A large majority of the Casper classes are offered on-site through UND adjunct faculty who are either practicing occupational therapists, or a faculty member of Casper College.  The Casper site has one full-time UND faculty member and 10 part-time adjunct faculty.  A few classes are offered through video conferencing or online classrooms, taught by UND campus faculty. 

             

The same OT faculty members who teach students at UND prepare the class materials for the adjunct faculty in Casper, including all handouts, lecture notes, selection of textbooks, audio-visual materials and exams.  The two sets of faculty keep in touch regularly through phone calls, email and regular on-site visits.

             

“This mentoring system has worked really well,” said Jedlicka.  “Many of our adjunct faculty members have been with us since the beginning.”

             

The Casper program receives a lot of support from the clinicians in the region with many of them serving as adjunct faculty members and/or fieldwork supervisors. 

             

“We were able to do this because we have a good pool of part-time faculty,” said Clifford.  “Most of the people who work on this do it because they want to see this thing go.” 

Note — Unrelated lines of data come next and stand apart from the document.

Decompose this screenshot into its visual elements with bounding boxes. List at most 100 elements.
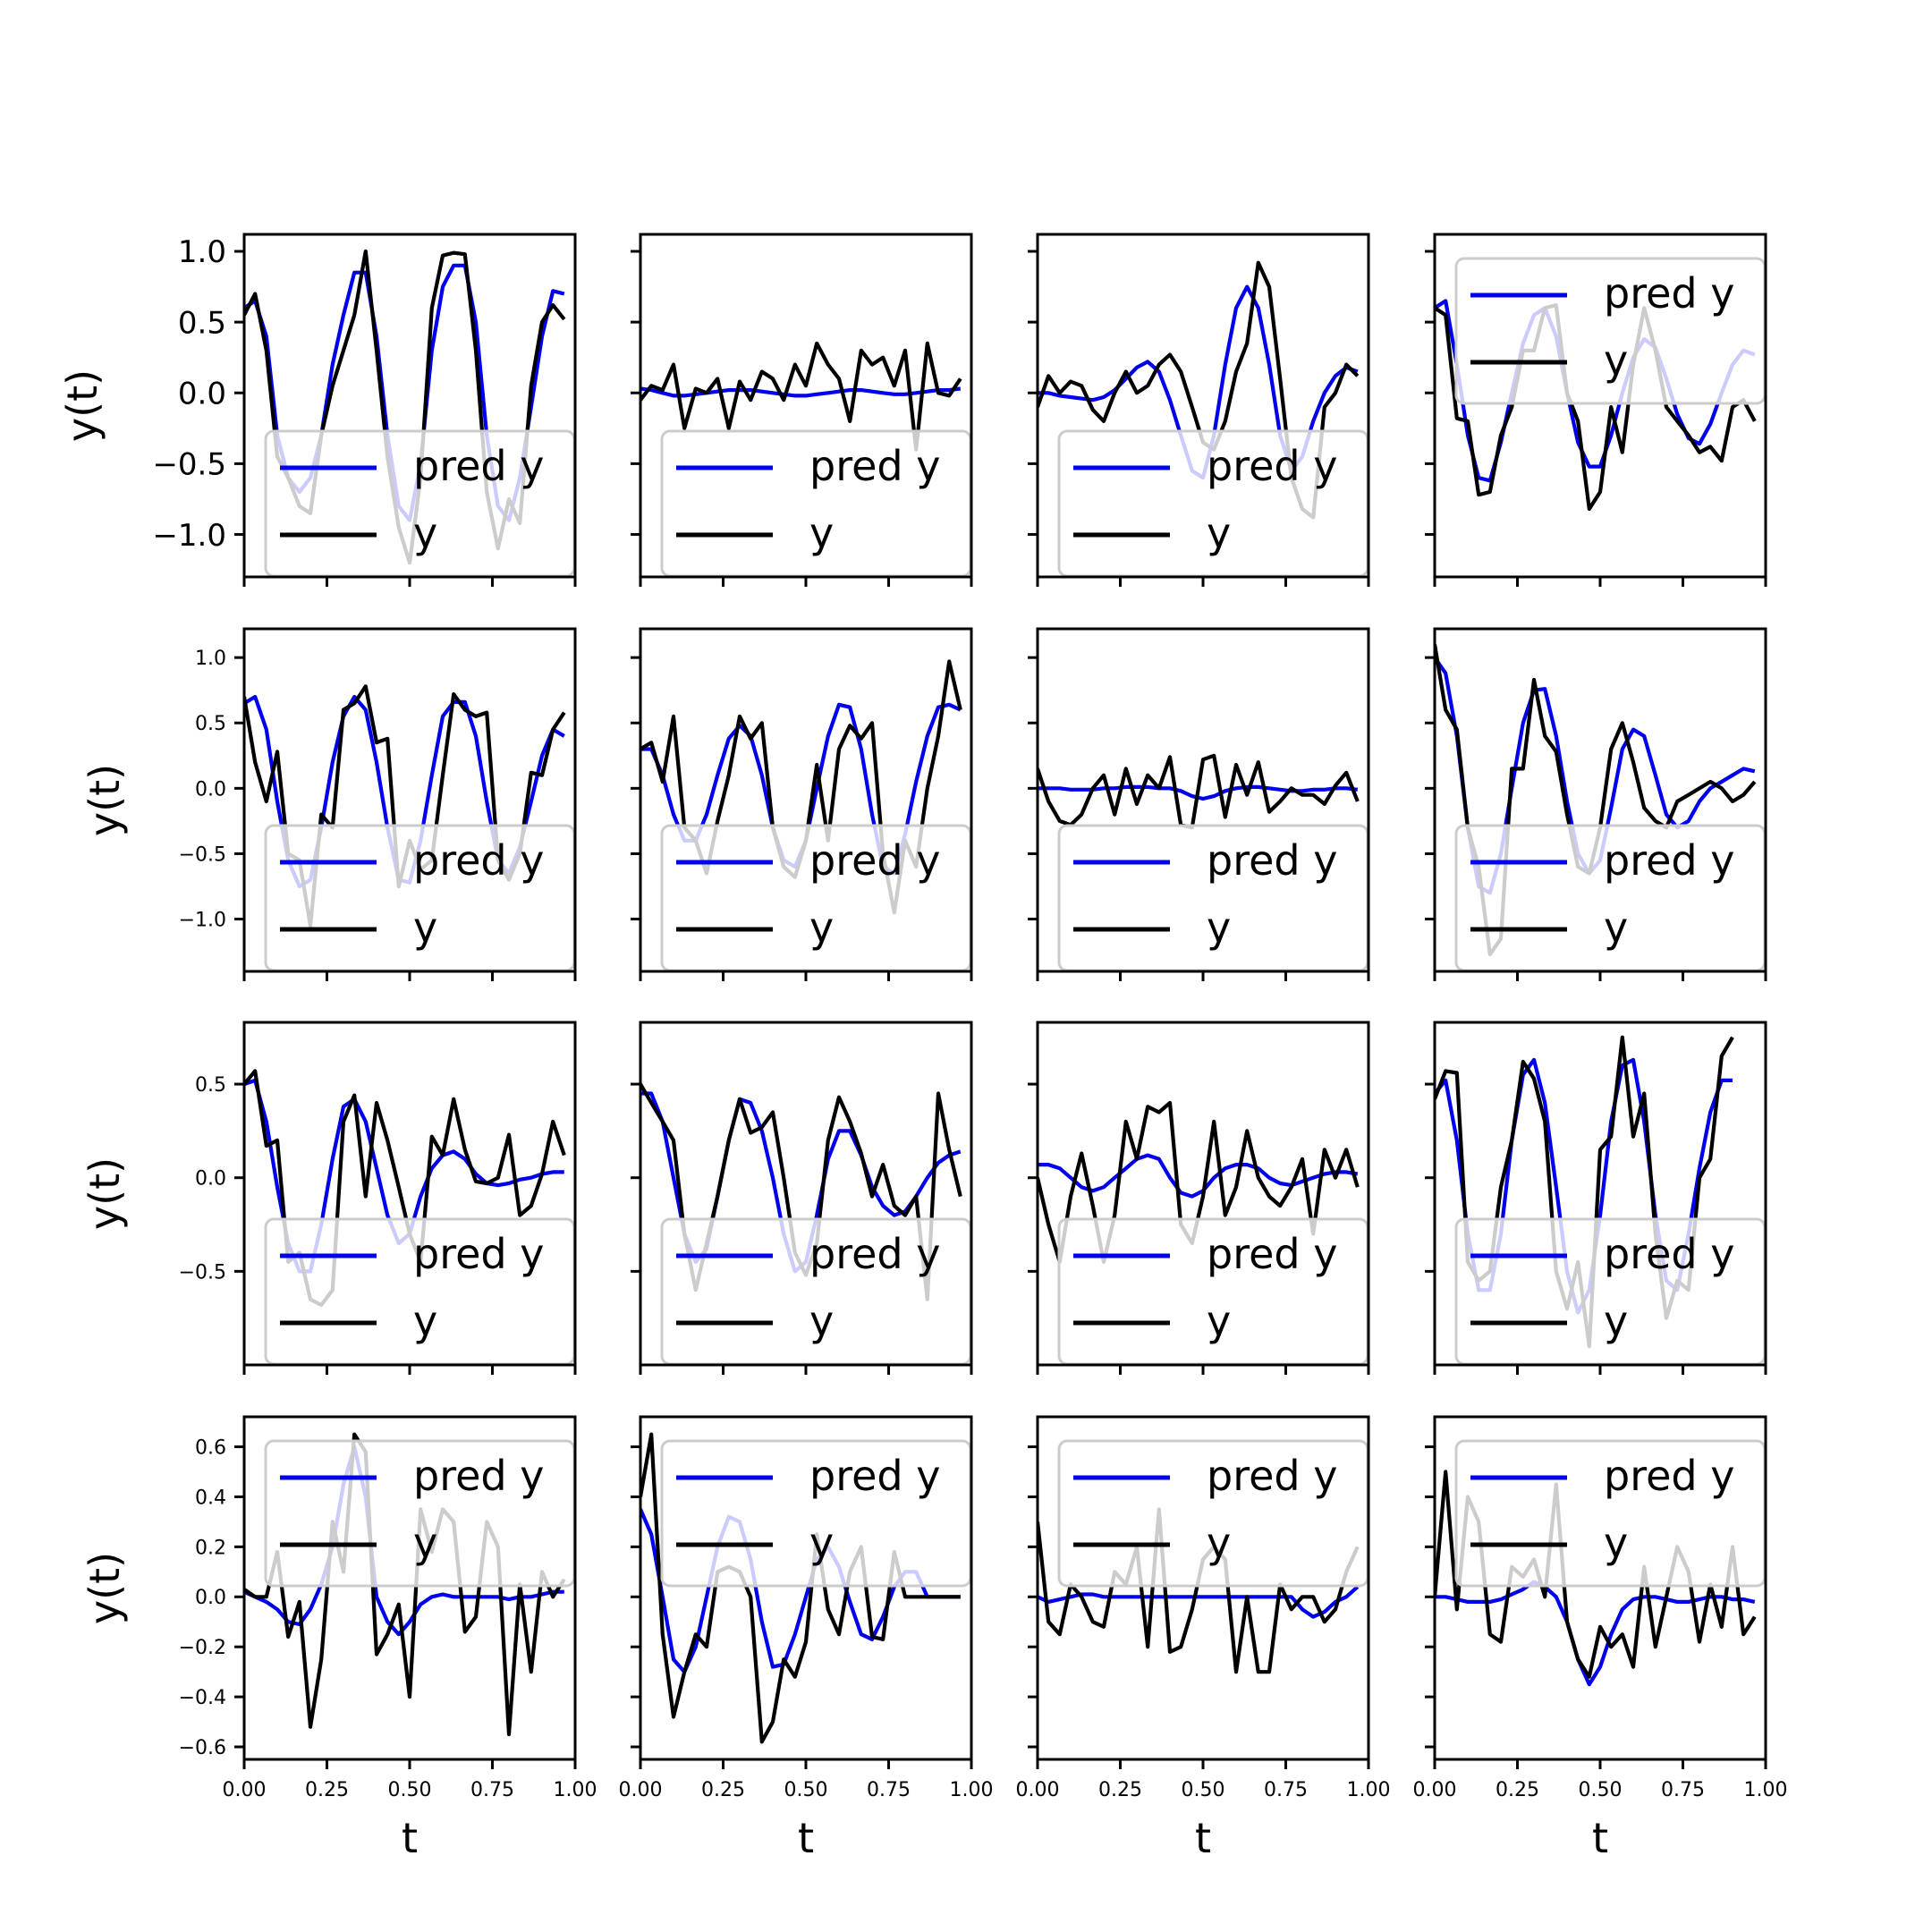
pred-y-line	[1038, 1585, 1360, 1619]
y-tick-label: −0.6	[179, 1737, 226, 1759]
subplot-1-1: pred y y	[631, 627, 973, 981]
legend-y-label: y	[413, 903, 437, 952]
legend: pred y y	[660, 824, 972, 972]
subplot-0-0: pred y y 1.0 0.5 0.0 −0.5 −1.0 y(t)	[58, 233, 577, 587]
legend-y-label: y	[1207, 1519, 1231, 1567]
x-axis-label: t	[1195, 1814, 1211, 1862]
y-tick-label: 0.0	[178, 376, 226, 411]
legend: pred y y	[660, 1217, 972, 1366]
legend-y-label: y	[1604, 1519, 1628, 1567]
x-tick-label: 0.50	[784, 1779, 828, 1801]
y-line	[640, 341, 962, 452]
subplot-2-2: pred y y	[1028, 1021, 1370, 1375]
legend-y-label: y	[1207, 1297, 1231, 1345]
x-tick-label: 0.50	[388, 1779, 432, 1801]
subplot-1-3: pred y y	[1425, 627, 1767, 981]
x-tick-label: 0.75	[470, 1779, 514, 1801]
legend-pred-label: pred y	[413, 836, 544, 885]
x-axis-label: t	[1592, 1814, 1608, 1862]
y-tick-label: −0.5	[179, 1261, 226, 1284]
subplot-3-1: pred y y 0.00 0.25 0.50 0.75 1.00 t	[619, 1415, 994, 1862]
x-tick-label: 1.00	[950, 1779, 994, 1801]
y-line	[640, 1432, 961, 1744]
legend-pred-label: pred y	[413, 442, 544, 490]
y-axis-label: y(t)	[80, 764, 129, 836]
y-tick-label: 1.0	[195, 648, 226, 670]
legend: pred y y	[660, 429, 972, 578]
y-tick-label: −0.2	[179, 1637, 226, 1659]
subplot-0-3: pred y y	[1425, 233, 1767, 587]
legend-pred-label: pred y	[1604, 836, 1734, 885]
y-tick-label: 0.5	[178, 305, 226, 341]
subplot-1-2: pred y y	[1028, 627, 1370, 981]
y-tick-label: 1.0	[178, 234, 226, 270]
legend-y-label: y	[1207, 509, 1231, 557]
legend-pred-label: pred y	[1207, 442, 1337, 490]
x-tick-label: 1.00	[554, 1779, 597, 1801]
legend-y-label: y	[413, 1519, 437, 1567]
subplot-0-2: pred y y	[1028, 233, 1370, 587]
y-tick-label: −0.5	[179, 843, 226, 866]
legend: pred y y	[1454, 1217, 1767, 1366]
y-tick-label: 0.0	[195, 1587, 226, 1609]
x-axis-label: t	[798, 1814, 814, 1862]
legend: pred y y	[264, 429, 576, 578]
legend-pred-label: pred y	[809, 442, 940, 490]
y-tick-label: −0.4	[179, 1687, 226, 1709]
legend-pred-label: pred y	[1604, 1452, 1734, 1500]
x-axis-label: t	[402, 1814, 418, 1862]
x-tick-label: 0.25	[1496, 1779, 1539, 1801]
y-axis-label: y(t)	[80, 1552, 129, 1624]
legend: pred y y	[264, 1439, 576, 1588]
legend-y-label: y	[809, 1519, 834, 1567]
subplot-1-0: pred y y 1.0 0.5 0.0 −0.5 −1.0 y(t)	[80, 627, 577, 981]
subplot-3-0: pred y y 0.00 0.25 0.50 0.75 1.00 t 0.6 0.4 0.2 0.0…	[80, 1415, 597, 1862]
subplot-3-2: pred y y 0.00 0.25 0.50 0.75 1.00 t	[1016, 1415, 1391, 1862]
pred-y-line	[1435, 299, 1756, 483]
subplot-0-1: pred y y	[631, 233, 973, 587]
legend: pred y y	[264, 824, 576, 972]
legend-y-label: y	[1604, 1297, 1628, 1345]
y-line	[244, 1432, 566, 1737]
y-line	[1038, 753, 1360, 830]
x-tick-label: 0.75	[1661, 1779, 1705, 1801]
x-tick-label: 0.00	[1413, 1779, 1457, 1801]
subplot-2-3: pred y y	[1425, 1021, 1767, 1375]
legend-y-label: y	[809, 903, 834, 952]
y-axis-label: y(t)	[80, 1157, 129, 1230]
legend-pred-label: pred y	[1207, 1452, 1337, 1500]
legend-y-label: y	[1604, 903, 1628, 952]
x-tick-label: 1.00	[1744, 1779, 1788, 1801]
subplot-2-1: pred y y	[631, 1021, 973, 1375]
x-tick-label: 0.25	[305, 1779, 349, 1801]
legend: pred y y	[1057, 1217, 1369, 1366]
legend-pred-label: pred y	[1604, 269, 1734, 318]
y-axis-label: y(t)	[58, 369, 106, 442]
legend-y-label: y	[809, 1297, 834, 1345]
y-tick-label: 0.4	[195, 1487, 226, 1509]
legend: pred y y	[1454, 257, 1767, 405]
legend-y-label: y	[809, 509, 834, 557]
legend-pred-label: pred y	[809, 1452, 940, 1500]
y-tick-label: 0.6	[195, 1436, 226, 1459]
legend-pred-label: pred y	[1207, 836, 1337, 885]
x-tick-label: 0.50	[1182, 1779, 1225, 1801]
y-line	[1435, 303, 1757, 512]
y-tick-label: 0.0	[195, 1168, 226, 1191]
y-tick-label: −1.0	[179, 909, 226, 931]
legend-y-label: y	[1207, 903, 1231, 952]
legend-pred-label: pred y	[809, 836, 940, 885]
legend: pred y y	[1057, 1439, 1369, 1588]
y-tick-label: 0.2	[195, 1537, 226, 1559]
x-tick-label: 1.00	[1347, 1779, 1391, 1801]
y-line	[1435, 1470, 1757, 1679]
y-tick-label: −0.5	[152, 447, 226, 483]
y-tick-label: 0.5	[195, 713, 226, 735]
legend-pred-label: pred y	[1604, 1230, 1734, 1278]
y-tick-label: −1.0	[152, 518, 226, 554]
legend: pred y y	[1057, 824, 1369, 972]
subplot-2-0: pred y y 0.5 0.0 −0.5 y(t)	[80, 1021, 577, 1375]
legend-pred-label: pred y	[413, 1452, 544, 1500]
x-tick-label: 0.75	[1264, 1779, 1308, 1801]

A different type of student

The Casper program does have a distinct difference from the UND campus program:  its students.  While most of the UND campus students are “typical” students, fresh out of high school, the Casper students tend to be older, “non-traditional” students. 

             

“Most everyone has a long-term connection to the area,” said Jedlicka. 

Clifford agrees.

             

“Many of the students have roots here and can’t easily move,” he said.  “This allows them to get a graduate degree without leaving Casper.” 

             

The classes are also smaller in Casper.  While there are approximately 35 students per class studying to be OTs at the UND campus, the Casper program has had varied enrollment over the years from 6 to 16 students. 

             

Both groups of UND students are incredibly dedicated.  Each campus has an active OT student organization and the students are involved in performing community service on a regular basis. 

             

This May, the Casper program admitted its 15th class of students. 

Of the 126 graduates throughout the history of the Casper program, many of them stay in Wyoming.